Conheço outras mulheres que nos seus 50 anos resolveram fazer uma viagem interior, algumas indo para um retiro voluntário, outras empreendendo pela primeira vez uma longa e solitária viagem para um país desconhecido.
Todas elas buscavam o confronto consigo próprias, passando por rituais, aprendendo novas línguas, novos costumes, reorganizando seus valores internos. Algumas delas além do brilho diferente no olhar voltaram com nomes diferentes; encontraram seu ritmo próprio e aprenderam a preservá-lo, elas de fato não são mais as mesmas, se reinventaram.
Concluindo: as mulheres na meia-idade veem seus corpos se modificando, a fertilidade findar, os filhos deixando a casa, seus parceiros se transformando ou morrendo; são confrontadas com as limitações de sua própria mortalidade e com as oportunidades perdidas de suas vidas; com tudo isso é muito fácil se tornarem amargas, desesperadas, invejosas ou envergonhadas pela nova situação e imobilizadas. Mas são justamente estas perdas que poderão levá-las à introspecção profunda e com isso descobrir e desenvolver seus atributos de Rainha.

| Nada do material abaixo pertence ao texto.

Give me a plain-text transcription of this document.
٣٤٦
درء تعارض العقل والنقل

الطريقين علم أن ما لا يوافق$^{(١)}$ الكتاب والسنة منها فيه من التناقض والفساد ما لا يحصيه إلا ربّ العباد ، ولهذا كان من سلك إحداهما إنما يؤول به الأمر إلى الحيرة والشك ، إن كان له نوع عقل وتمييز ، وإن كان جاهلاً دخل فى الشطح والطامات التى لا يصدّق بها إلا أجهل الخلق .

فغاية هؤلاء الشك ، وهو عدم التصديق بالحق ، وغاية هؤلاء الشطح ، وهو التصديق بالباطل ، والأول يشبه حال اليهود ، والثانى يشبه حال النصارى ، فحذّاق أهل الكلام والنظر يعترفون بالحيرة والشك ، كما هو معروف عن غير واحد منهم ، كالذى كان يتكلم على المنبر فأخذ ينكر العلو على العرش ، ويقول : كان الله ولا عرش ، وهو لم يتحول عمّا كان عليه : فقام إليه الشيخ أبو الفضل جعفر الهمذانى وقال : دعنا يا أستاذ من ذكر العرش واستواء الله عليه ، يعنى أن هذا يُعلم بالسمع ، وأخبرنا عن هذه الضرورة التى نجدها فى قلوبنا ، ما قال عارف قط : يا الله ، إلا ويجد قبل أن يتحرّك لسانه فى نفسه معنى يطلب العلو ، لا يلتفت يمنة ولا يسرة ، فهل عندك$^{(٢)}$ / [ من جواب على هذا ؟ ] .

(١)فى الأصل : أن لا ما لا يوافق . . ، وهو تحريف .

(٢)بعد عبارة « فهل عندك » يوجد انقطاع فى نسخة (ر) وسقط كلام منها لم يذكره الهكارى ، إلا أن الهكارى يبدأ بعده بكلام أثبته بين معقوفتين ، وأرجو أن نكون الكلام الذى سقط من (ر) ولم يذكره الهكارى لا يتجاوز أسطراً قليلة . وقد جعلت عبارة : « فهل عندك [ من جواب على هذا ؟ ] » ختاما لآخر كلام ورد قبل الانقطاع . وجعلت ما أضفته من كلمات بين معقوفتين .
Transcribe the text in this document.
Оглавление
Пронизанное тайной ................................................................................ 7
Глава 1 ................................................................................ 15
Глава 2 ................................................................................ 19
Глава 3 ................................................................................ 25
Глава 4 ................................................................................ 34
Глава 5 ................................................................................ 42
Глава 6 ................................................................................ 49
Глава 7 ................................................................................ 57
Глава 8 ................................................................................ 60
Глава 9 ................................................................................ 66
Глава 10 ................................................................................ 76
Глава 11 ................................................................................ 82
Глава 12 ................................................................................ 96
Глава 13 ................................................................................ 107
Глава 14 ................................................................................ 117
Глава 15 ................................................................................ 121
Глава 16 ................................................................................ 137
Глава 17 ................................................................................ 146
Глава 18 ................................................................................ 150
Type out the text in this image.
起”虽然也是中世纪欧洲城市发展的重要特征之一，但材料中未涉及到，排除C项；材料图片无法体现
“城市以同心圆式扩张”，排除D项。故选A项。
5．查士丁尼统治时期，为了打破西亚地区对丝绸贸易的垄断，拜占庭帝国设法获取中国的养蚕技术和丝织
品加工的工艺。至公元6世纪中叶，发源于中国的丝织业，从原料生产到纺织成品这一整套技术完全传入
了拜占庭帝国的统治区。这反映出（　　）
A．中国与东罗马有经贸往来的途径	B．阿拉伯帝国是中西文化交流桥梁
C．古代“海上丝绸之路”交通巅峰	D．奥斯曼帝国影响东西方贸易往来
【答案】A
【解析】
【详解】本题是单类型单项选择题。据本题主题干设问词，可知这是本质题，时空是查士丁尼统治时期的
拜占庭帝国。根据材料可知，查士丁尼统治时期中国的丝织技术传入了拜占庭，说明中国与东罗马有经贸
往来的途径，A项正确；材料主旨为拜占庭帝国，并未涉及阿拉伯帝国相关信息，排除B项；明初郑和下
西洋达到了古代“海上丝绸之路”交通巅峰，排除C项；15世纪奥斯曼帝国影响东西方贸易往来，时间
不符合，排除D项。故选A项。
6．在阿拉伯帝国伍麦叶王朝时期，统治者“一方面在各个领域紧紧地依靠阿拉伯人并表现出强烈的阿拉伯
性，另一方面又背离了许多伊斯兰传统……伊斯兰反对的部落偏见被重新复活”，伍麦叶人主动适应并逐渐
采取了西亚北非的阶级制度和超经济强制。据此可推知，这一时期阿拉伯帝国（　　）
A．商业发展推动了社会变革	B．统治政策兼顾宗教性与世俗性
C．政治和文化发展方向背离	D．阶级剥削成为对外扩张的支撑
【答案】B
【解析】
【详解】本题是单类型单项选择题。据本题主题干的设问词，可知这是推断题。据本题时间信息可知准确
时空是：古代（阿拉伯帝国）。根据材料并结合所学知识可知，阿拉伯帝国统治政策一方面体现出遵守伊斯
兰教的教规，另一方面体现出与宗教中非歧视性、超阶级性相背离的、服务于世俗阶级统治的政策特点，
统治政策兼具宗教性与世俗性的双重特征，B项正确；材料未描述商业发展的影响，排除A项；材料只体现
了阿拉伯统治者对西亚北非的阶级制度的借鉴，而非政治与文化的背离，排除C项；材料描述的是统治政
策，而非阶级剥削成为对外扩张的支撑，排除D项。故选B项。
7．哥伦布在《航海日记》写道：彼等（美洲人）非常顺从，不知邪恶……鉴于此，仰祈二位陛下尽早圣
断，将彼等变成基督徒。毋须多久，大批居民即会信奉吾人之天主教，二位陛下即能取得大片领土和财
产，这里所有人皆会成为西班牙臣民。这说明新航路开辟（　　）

Talvez não seja possível viajar ao estrangeiro, mas sempre é possível viajar dentro de si mesma – por isso é importante ter um tempo consagrado a si mesma – para meditar ou orar, para dançar, cozinhar, escrever, jardinar, bordar, ou simplesmente conviver e trocar experiências com outras mulheres (isso é diferente de fofocar!!). Ou um tempo para não fazer nada a não ser contemplar a natureza, se perdendo dentro dela e se achando numa nova configuração.
A crise da meia-idade instiga a mulher a se confrontar consigo própria, a observar suas perdas e elaborar seus lutos, adquirindo assim uma visão renovada e ampliada da vida, abrindo seu coração para a generatividade e a compaixão.